Another important principle of economic individualism is self-interest. Self-interest is the idea that individuals should act, economically, in their own best interest. Further to this idea, supporters of economic individualism capitalists argue that individuals should constantly seek to improve their own well-being over that of the collective society. For example, self-interest is apparent in the decision-making process of most business owners during the Industrial Revolution. They generally made decisions to increase their own wealth over the economic or personal well-being of their workers. While this method of thinking led to issues such as child labor, the business workers of the time benefitted greatly. Regardless, supporters of economic individualism argue that self-interest was positive for society as a whole through its indirect impacts. For instance, when wealthy business owners acted based on self-interest they were working to improve the economic standing of their overall company. If the company gained more income, it could then use that income to hire more workers and provide more goods or services. Therefore, the belief was that everyone acting in their own self-interest would in the end create more jobs and economic activity to improve the overall economy of a society.

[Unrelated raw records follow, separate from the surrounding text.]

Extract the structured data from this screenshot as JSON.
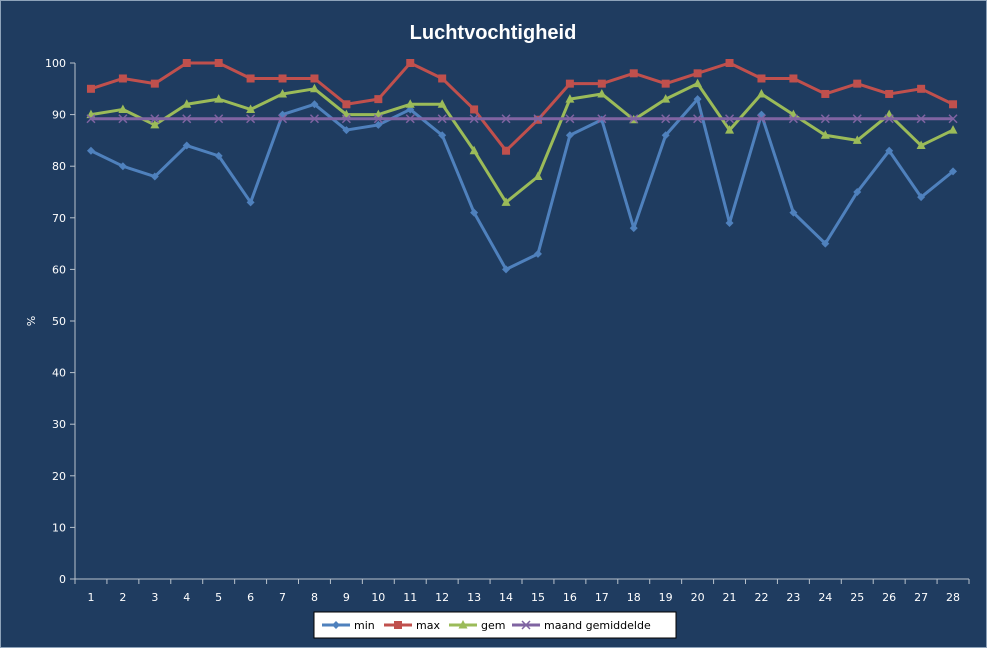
{
  "chart_data": {
    "type": "line",
    "title": "Luchtvochtigheid",
    "xlabel": "",
    "ylabel": "%",
    "ylim": [
      0,
      100
    ],
    "yticks": [
      0,
      10,
      20,
      30,
      40,
      50,
      60,
      70,
      80,
      90,
      100
    ],
    "categories": [
      "1",
      "2",
      "3",
      "4",
      "5",
      "6",
      "7",
      "8",
      "9",
      "10",
      "11",
      "12",
      "13",
      "14",
      "15",
      "16",
      "17",
      "18",
      "19",
      "20",
      "21",
      "22",
      "23",
      "24",
      "25",
      "26",
      "27",
      "28"
    ],
    "grid": false,
    "legend_position": "bottom",
    "series": [
      {
        "name": "min",
        "color": "#4f81bd",
        "marker": "diamond",
        "values": [
          83,
          80,
          78,
          84,
          82,
          73,
          90,
          92,
          87,
          88,
          91,
          86,
          71,
          60,
          63,
          86,
          89,
          68,
          86,
          93,
          69,
          90,
          71,
          65,
          75,
          83,
          74,
          79
        ]
      },
      {
        "name": "max",
        "color": "#c0504d",
        "marker": "square",
        "values": [
          95,
          97,
          96,
          100,
          100,
          97,
          97,
          97,
          92,
          93,
          100,
          97,
          91,
          83,
          89,
          96,
          96,
          98,
          96,
          98,
          100,
          97,
          97,
          94,
          96,
          94,
          95,
          92
        ]
      },
      {
        "name": "gem",
        "color": "#9bbb59",
        "marker": "triangle",
        "values": [
          90,
          91,
          88,
          92,
          93,
          91,
          94,
          95,
          90,
          90,
          92,
          92,
          83,
          73,
          78,
          93,
          94,
          89,
          93,
          96,
          87,
          94,
          90,
          86,
          85,
          90,
          84,
          87
        ]
      },
      {
        "name": "maand gemiddelde",
        "color": "#8064a2",
        "marker": "x",
        "values": [
          89.2,
          89.2,
          89.2,
          89.2,
          89.2,
          89.2,
          89.2,
          89.2,
          89.2,
          89.2,
          89.2,
          89.2,
          89.2,
          89.2,
          89.2,
          89.2,
          89.2,
          89.2,
          89.2,
          89.2,
          89.2,
          89.2,
          89.2,
          89.2,
          89.2,
          89.2,
          89.2,
          89.2
        ]
      }
    ]
  }
}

The final main principle of economic individualism is self-reliance. Similar to self-interest, it is the idea that individuals should be responsible for their own well-being and should not rely on the government for assistance. For example, in modern welfare capitalist states, the government provides many social programs to assist citizens. A social program is a government-funded and program that is, in general, universally provided to all citizens of the country. There are many examples of social programs in modern democratic nations, including: old age pensions, some form of government funded healthcare, public education, welfare, etc. However, as stated previously, economic individualism like laissez-faire capitalism is in favor of people being responsible for themselves and therefore the government should not intervene in the economy in order to provide assistance. It was argued that self-reliance would push individuals to work harder and would therefore benefit the society more as a whole.